Bago is about a 90-minute drive north from Yangon on the old highway to Mandalay – was once capital of southern Myanmar for many centuries. Bago still houses much of its monumental Buddhist glory and the city is famous for its huge reclining Buddha, constructed in 994 AD, which measures 55 m in length. Bago is a frequent stop of tourist buses heading back from the Golden Rock and one can make simple day trip from Yagon as well.
Shwemawdaw Paya: is said to be over 1.000 years old, originally built by the Mon. It is 114 meters high and can be seen even from far away. The pagoda has a long history of destruction due to earthquakes and reconstruction; it finally reached today’s height in 1954, after a levelling of the stupa in a massive earthquake in 1930. The mouth of the two guardian beasts at the west entrance contains two Mahayana bodhisattvas.
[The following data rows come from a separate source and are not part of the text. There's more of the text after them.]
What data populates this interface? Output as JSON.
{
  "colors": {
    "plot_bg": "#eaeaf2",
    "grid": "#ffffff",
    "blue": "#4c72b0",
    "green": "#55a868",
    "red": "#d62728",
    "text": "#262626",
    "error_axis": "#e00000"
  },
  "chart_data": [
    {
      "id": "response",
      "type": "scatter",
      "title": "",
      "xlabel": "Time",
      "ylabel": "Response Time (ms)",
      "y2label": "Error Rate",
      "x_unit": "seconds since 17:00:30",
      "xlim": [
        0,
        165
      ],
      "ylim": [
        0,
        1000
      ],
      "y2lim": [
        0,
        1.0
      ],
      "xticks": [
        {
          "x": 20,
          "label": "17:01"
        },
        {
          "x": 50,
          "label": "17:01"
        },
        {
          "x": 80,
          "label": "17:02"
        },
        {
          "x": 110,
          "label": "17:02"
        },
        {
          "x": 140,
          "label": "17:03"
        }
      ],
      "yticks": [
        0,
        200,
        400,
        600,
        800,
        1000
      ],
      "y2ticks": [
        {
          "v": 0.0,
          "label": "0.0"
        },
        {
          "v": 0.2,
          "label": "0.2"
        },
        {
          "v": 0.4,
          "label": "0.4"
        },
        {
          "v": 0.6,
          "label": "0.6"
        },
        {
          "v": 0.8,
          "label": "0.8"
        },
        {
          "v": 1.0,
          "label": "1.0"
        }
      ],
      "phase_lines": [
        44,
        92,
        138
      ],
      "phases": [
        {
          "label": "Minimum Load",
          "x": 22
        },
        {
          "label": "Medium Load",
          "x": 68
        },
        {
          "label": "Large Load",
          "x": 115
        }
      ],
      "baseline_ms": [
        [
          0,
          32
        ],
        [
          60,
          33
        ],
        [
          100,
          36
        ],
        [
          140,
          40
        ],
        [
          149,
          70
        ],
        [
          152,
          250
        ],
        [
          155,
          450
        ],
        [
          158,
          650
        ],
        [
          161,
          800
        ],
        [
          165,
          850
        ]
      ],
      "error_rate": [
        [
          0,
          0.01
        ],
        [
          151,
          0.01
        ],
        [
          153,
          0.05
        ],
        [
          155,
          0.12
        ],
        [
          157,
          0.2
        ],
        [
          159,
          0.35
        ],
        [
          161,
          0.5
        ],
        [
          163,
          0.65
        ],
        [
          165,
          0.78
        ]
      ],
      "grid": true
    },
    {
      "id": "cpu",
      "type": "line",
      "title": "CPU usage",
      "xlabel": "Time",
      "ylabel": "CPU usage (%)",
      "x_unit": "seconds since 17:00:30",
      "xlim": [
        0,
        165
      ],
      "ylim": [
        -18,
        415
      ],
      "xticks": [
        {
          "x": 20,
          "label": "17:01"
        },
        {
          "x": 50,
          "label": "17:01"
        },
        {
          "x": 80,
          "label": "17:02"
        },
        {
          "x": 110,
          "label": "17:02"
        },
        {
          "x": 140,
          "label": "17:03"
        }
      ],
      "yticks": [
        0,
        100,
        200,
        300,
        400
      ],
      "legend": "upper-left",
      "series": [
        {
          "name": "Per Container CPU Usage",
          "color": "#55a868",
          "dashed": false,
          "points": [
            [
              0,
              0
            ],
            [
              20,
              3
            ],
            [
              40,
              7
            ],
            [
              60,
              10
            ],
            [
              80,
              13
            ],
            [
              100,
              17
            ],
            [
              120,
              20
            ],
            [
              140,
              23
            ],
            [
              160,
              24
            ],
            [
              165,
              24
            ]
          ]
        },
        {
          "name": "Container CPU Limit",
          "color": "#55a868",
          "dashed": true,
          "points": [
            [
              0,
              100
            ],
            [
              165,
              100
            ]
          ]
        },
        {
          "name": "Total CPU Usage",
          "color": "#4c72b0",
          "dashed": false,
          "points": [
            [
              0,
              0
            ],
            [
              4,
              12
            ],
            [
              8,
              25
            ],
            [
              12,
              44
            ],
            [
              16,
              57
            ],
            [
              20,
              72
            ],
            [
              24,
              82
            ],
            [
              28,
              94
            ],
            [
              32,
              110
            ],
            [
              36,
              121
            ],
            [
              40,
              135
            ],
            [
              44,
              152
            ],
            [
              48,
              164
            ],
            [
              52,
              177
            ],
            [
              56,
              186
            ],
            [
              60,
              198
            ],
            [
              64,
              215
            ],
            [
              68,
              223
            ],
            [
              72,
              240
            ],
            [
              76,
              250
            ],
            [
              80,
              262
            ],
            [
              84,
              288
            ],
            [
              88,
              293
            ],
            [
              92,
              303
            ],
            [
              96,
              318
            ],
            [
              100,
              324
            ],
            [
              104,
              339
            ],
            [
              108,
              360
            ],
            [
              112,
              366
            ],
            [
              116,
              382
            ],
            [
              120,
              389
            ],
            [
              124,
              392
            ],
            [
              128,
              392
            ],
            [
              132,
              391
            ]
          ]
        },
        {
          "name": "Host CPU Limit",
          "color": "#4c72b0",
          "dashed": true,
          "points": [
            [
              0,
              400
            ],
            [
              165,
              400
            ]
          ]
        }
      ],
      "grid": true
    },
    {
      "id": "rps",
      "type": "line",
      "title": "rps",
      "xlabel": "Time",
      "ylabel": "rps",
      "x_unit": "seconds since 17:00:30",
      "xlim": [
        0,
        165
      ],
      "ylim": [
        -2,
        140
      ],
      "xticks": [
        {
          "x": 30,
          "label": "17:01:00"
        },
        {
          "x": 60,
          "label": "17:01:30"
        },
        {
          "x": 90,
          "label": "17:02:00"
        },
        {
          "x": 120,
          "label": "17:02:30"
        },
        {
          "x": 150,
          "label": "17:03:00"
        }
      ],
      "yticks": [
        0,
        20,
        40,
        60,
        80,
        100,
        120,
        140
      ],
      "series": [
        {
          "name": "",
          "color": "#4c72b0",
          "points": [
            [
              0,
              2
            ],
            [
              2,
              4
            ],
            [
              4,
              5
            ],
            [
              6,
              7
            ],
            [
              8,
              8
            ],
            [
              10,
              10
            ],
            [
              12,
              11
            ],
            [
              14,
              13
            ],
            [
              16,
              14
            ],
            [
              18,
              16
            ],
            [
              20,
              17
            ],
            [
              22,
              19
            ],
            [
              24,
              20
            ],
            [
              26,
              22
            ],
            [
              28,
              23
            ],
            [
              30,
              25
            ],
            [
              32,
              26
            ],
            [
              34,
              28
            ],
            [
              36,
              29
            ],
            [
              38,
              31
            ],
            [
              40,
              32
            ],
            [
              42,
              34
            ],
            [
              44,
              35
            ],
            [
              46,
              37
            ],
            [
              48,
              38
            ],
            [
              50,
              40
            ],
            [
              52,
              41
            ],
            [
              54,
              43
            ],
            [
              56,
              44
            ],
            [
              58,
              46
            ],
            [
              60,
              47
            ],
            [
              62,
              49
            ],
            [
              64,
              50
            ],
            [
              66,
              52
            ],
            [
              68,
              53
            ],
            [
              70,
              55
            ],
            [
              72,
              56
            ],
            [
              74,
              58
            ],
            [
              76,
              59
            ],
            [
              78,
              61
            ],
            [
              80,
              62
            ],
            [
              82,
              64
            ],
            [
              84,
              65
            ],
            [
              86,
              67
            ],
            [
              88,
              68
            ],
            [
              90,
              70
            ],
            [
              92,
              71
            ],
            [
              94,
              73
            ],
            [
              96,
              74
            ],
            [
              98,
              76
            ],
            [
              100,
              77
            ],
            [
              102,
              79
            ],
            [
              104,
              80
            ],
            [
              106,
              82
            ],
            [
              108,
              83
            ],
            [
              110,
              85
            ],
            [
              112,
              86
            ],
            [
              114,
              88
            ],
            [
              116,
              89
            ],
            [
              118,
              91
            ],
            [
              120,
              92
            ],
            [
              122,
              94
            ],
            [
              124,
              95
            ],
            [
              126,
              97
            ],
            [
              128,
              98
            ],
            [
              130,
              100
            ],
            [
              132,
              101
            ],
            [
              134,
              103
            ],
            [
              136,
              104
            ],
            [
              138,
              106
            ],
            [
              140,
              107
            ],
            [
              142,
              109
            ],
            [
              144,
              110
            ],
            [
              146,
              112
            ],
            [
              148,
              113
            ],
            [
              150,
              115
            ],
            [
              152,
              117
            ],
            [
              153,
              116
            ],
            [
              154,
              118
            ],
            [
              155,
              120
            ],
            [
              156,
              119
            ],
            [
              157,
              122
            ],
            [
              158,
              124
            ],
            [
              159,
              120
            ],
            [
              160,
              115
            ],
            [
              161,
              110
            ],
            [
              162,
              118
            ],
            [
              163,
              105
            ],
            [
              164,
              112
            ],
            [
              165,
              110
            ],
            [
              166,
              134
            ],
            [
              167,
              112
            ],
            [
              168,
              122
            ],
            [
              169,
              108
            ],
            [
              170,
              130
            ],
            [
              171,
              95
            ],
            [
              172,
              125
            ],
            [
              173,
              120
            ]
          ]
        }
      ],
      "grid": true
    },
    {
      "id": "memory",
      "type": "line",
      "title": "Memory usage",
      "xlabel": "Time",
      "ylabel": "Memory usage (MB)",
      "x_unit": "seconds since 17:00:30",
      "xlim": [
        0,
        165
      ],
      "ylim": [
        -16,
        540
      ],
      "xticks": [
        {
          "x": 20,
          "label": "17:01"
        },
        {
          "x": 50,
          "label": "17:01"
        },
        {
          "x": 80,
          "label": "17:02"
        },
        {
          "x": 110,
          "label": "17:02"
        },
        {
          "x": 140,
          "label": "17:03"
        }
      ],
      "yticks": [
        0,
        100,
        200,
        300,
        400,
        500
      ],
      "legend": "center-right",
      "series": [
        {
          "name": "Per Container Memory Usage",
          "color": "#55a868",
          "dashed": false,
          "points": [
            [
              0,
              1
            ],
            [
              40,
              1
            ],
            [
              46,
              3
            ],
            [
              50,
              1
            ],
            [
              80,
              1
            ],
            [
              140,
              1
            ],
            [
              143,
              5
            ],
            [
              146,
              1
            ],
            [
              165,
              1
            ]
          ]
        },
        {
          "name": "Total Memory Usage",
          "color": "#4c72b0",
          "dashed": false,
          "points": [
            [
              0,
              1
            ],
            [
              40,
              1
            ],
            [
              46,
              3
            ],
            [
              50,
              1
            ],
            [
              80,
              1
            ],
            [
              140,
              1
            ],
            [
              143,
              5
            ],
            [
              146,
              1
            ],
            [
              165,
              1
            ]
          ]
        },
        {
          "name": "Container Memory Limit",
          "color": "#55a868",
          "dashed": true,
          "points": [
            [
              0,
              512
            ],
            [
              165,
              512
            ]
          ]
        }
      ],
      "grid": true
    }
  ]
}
Kanbawzathadi Palace & Museum: a former Mon palace, walled in the Mon style, with a square measurement along each side of 1.8 km. The palace housed King Bayinnaung from 1553 to 1599, who established the 2nd Union of Myanmar. It features the newly rebuild audience hall and the king's apartment. The entire compound has been surrounded by a teak stockade, a few stumps of which can be seen in the new museum. The museum displays Mon, Siamese and Bagan style Buddhas.
Shwethalyaung Buddha: a huge reclining Buddha. It is reported to be one of the most lifelike of all reclining Buddhas. Originally it was built in 994 AD of brick and stucco by the Mon king Migadepa II.